The Hedgehog Can Never be Buggered at All, more commonly known as The Hedgehog Song, is one of Discworld's most famous drinking songs. First mentioned in Wyrd Sisters, then referred to in Witches Abroad, some lyrics are mentioned, but due to the song's adult subject matter (spanning at least seventeen verses) the full version has not been printed. All that can be known is that in regards to certain interactions between humans and animals, the hedgehog is a most fortunate creature.
In the books, the song is associated with Nanny Ogg, who frequently sings it while intoxicated.
The UK paperback edition of Witches Abroad is dedicated "to all those people - and why not? - who, after the publication of Wyrd Sisters, deluged the author with their version of the words of 'The Hedgehog Song'. Deary deary me..."
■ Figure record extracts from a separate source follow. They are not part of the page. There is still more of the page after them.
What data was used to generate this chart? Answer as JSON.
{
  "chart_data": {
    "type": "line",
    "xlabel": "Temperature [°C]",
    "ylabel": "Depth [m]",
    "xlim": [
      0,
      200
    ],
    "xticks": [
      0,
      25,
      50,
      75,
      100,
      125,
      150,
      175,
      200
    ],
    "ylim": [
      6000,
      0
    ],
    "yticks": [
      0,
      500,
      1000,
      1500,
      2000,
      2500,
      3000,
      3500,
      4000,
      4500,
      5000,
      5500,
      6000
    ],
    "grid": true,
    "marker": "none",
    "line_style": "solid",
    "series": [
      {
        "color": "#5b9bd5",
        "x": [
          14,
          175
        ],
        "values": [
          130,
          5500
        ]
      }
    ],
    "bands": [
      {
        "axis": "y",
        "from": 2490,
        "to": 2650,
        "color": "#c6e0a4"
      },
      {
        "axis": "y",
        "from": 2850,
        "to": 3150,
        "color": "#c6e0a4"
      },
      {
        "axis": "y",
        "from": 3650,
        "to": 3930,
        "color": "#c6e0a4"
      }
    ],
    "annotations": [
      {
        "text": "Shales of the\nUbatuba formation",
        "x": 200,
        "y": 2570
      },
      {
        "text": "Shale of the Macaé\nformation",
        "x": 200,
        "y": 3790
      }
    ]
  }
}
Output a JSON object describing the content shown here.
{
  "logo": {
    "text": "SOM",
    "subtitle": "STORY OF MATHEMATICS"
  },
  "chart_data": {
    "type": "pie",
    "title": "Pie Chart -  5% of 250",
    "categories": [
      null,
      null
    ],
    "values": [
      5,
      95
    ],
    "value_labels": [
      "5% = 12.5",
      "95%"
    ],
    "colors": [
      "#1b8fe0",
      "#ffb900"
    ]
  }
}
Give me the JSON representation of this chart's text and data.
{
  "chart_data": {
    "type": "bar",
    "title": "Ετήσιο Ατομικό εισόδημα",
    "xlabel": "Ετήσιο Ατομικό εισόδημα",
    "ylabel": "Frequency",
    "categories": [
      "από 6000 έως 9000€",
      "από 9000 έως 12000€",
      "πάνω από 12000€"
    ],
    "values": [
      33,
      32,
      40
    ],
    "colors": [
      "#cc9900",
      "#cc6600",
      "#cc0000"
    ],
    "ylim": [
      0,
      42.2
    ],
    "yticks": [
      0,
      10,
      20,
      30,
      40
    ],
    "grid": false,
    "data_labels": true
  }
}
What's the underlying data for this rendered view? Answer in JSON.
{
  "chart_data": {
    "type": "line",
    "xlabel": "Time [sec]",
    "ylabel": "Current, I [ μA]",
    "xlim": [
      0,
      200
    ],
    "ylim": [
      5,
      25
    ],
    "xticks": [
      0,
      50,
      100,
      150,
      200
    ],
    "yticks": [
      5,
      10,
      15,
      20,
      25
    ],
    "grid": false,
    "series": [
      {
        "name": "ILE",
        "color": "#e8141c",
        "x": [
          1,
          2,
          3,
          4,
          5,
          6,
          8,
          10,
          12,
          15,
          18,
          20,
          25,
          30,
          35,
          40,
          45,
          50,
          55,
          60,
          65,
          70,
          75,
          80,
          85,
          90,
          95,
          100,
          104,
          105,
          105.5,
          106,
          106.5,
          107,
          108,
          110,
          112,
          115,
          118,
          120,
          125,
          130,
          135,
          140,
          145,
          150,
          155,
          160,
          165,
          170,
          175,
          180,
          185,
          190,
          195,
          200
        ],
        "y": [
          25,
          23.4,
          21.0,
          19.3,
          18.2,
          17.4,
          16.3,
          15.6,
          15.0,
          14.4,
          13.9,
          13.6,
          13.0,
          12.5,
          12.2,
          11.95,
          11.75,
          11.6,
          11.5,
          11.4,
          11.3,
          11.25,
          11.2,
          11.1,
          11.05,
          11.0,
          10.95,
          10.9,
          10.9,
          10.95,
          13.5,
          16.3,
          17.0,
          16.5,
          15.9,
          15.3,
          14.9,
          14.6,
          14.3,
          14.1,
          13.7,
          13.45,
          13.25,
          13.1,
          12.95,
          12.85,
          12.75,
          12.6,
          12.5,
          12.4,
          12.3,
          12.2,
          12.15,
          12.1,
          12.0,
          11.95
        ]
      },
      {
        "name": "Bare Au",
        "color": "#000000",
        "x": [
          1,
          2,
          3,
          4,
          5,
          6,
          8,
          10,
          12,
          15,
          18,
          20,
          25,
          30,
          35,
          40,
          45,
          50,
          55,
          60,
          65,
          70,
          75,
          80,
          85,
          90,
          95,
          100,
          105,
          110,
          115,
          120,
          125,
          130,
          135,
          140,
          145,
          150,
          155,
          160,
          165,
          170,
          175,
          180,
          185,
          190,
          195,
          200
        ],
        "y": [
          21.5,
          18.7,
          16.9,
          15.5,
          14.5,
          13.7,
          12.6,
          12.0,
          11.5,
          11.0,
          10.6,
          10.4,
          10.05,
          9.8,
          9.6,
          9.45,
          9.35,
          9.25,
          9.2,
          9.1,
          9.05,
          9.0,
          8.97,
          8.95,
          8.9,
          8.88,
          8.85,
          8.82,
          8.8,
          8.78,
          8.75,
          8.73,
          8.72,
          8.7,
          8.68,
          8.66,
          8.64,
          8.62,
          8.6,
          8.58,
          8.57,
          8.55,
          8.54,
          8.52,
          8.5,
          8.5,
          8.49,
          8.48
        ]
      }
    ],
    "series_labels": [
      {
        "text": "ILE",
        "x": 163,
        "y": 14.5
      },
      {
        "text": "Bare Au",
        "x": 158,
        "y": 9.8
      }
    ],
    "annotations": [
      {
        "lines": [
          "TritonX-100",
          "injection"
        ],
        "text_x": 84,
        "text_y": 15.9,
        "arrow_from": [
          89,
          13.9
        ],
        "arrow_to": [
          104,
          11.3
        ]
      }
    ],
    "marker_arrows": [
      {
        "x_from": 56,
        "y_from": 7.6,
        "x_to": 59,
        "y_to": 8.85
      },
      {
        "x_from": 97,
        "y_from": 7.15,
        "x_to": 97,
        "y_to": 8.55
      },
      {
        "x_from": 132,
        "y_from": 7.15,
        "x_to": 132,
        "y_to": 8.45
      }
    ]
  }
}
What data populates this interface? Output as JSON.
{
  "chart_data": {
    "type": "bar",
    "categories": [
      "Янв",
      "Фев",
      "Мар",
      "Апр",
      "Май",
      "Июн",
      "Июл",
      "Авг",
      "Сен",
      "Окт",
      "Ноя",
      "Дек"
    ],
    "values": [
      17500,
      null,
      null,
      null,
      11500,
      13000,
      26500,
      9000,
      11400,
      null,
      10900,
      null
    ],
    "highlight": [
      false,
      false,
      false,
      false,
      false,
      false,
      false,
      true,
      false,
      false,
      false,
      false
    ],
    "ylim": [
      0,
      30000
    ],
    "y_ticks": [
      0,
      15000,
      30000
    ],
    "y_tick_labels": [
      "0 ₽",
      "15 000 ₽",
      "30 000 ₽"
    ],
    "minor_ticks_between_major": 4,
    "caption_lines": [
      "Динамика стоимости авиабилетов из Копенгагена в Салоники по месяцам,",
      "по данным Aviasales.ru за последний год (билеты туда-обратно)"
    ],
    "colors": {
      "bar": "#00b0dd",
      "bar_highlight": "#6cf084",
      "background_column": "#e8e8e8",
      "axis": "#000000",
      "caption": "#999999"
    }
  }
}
Speaking of which, several versions of this song can be found around the internet, but the version on Lspace has been "streamlined and expanded by readers of the newsgroup and the L-Space Web site." This is a classic example of a Filk.
The song is actually a very interesting play on words; in British English (and, by extension, Australian English), "bugger" can be either a rather coarse slang term meaning "bother", or it can be a vulgarity referring to anal penetration for sexual purposes (that is, sodomy). A similar sort of crude wordplay/reliance on double entendre can be seen in Nanny Ogg's other favorite song, A Wizard's Staff Has A Knob On The End.